Decorrelating the Design Matrix

Abstract

We will go through “centering”, “decorrelating”, and “sphering”, which are the preprocessing steps for machine learning or statistical analysis.

Understanding the Design Matrix X

• Suppose X is a $n\times d$ design matrix. It contains n data points (samples) with d dimensions (features).
• Each row represents a single sample (point in d-dimensional space) $x_i^T$.

$$X=\left[\begin{array}{c}{x}_1^T\\ x_2^T\\ ⋮\\ x_n^T\end{array}\right]$$

Centering the Matrix X

• Centering is basically the same as subtracting the mean from all data points. In other words, we subtract the mean of all rows from each row.
• The new matrix $\dot{X}$ has approximately zero mean. $$\dot{X}=X-{\mu }^T$$

Why do we do this?

• Many statistical methods assume that the data is centered around zero.
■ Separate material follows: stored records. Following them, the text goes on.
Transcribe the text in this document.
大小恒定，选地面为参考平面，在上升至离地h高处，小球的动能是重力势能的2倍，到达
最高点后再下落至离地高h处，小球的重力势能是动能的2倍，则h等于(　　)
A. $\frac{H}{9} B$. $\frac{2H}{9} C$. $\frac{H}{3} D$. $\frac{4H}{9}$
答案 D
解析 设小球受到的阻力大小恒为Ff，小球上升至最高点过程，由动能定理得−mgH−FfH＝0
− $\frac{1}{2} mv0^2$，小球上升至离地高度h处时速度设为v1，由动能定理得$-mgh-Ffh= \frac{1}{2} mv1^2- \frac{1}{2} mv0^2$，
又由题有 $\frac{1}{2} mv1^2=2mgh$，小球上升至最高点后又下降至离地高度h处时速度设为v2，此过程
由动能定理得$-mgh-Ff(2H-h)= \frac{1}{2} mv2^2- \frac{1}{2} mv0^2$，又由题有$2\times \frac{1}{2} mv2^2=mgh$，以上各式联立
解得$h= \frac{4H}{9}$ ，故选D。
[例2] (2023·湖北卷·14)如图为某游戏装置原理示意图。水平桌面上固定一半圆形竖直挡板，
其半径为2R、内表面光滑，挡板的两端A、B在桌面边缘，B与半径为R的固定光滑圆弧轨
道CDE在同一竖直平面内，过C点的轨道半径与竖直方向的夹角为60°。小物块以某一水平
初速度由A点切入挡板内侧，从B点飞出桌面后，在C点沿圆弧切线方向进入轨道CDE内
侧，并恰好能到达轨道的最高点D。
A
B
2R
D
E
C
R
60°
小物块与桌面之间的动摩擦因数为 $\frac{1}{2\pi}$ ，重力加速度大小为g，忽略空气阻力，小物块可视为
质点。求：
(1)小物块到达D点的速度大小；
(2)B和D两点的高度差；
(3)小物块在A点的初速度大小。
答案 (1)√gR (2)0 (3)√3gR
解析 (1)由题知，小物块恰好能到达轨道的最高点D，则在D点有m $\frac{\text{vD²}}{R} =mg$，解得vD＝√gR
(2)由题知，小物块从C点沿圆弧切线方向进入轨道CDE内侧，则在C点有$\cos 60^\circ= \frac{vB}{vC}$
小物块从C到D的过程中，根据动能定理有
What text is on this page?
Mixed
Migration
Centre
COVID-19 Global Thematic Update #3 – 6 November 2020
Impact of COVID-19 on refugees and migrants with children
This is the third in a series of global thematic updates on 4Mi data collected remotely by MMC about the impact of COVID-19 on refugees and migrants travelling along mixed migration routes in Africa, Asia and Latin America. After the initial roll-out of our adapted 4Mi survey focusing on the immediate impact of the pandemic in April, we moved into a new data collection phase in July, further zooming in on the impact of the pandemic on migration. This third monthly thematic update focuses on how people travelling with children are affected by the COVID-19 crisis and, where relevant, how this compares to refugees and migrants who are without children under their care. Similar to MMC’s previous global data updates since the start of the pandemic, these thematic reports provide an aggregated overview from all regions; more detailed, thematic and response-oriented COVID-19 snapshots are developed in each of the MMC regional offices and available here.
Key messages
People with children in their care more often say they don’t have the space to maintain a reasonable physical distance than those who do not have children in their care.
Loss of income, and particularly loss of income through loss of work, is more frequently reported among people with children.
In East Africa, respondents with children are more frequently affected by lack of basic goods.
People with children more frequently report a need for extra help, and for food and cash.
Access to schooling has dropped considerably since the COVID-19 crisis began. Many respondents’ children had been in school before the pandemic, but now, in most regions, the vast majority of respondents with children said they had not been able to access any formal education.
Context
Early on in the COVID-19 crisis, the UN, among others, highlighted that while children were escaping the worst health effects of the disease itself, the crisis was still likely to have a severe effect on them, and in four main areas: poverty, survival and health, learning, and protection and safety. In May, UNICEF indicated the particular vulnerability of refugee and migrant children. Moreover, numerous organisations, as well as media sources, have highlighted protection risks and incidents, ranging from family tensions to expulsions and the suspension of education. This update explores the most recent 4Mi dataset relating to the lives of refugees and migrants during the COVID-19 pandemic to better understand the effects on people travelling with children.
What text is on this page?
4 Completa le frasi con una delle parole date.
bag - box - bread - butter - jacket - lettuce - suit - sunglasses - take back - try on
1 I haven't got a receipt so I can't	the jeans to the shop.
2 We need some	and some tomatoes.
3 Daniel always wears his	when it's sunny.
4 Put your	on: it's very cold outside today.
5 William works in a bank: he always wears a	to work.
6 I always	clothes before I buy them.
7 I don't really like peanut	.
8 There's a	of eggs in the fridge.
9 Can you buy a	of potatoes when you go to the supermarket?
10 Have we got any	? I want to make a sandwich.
In PCA, for example, it’s important to center the data before computing the eigenvalues.
• It also simplifies the estimation of covariance matrix.
• [ - ] It prevents Bias in machine learning models that might otherwise be influenced by the scale of the data.

Sample Covariance Matrix

• Measures how different features in the data vary together.
• With a centered Matrix $\dot{X}$, the sample covariance matrix is defined as:

$$Var(R)=\frac{1}{n}{\dot{X}}^T\dot{X}$$

The general covariance formula is that:

$$Var(R)=\frac{1}{n}\sum _{i=1}^n(x_i-{\bar{x}}_i)(x_i-{\bar{x}}_i{)}^T$$ $$=\frac{1}{n}\sum _{i=1}^n{x}_i{x}_i^T$$ $$=\frac{1}{n}{X}^{T}X$$

Decorrelating $\dot{X}$

• When we decorrelate a dataset, we are transforming it into a new coordinate system where the features become uncorrelated. This is useful because many machine learning algorithms work better when features are independent.
• We want to decorrelate to make the covariance matrix diagonal. To remove correlation, we apply an eigenvector transformation:

$$Z=\dot{X}V$$

where, V is the eigenvectors of Var(R), that is $Var(R)=V\Lambda V^T$. The diagonal values of $\Lambda$ represent the variance along the eigenvector axes. We do right multiply instead of left because the $\dot{X}$ is a design matrix with rows being the data, and rowvar = False in numpy covariance.

Thus, Variance of Z will be:

$$Var(Z)=\frac{1}{n}{Z}^{T}Z$$ $$=\frac{1}{n}(V^T{\dot{X}}^T\dot{X}V)$$ $$=V^{T}Var(R)V$$ $$=V^{T}V\Lambda V^{T}V$$ $$Var(Z)=\Lambda$$

Sphering / Whitening

• Make all features have unit variance.
• We get this by applying: $$W=\dot{X}Var(R{)}^{-1/2}$$

$$Var(W)=I$$

Why do we do this?

• In algorithms like SVM and neural networks, some features might have much larger values than others.
• These algorithms could give larger importance to larger valued features.
• Thus, by sphering / whitening, we normalize all the features, ensuring that all the features contribute equally.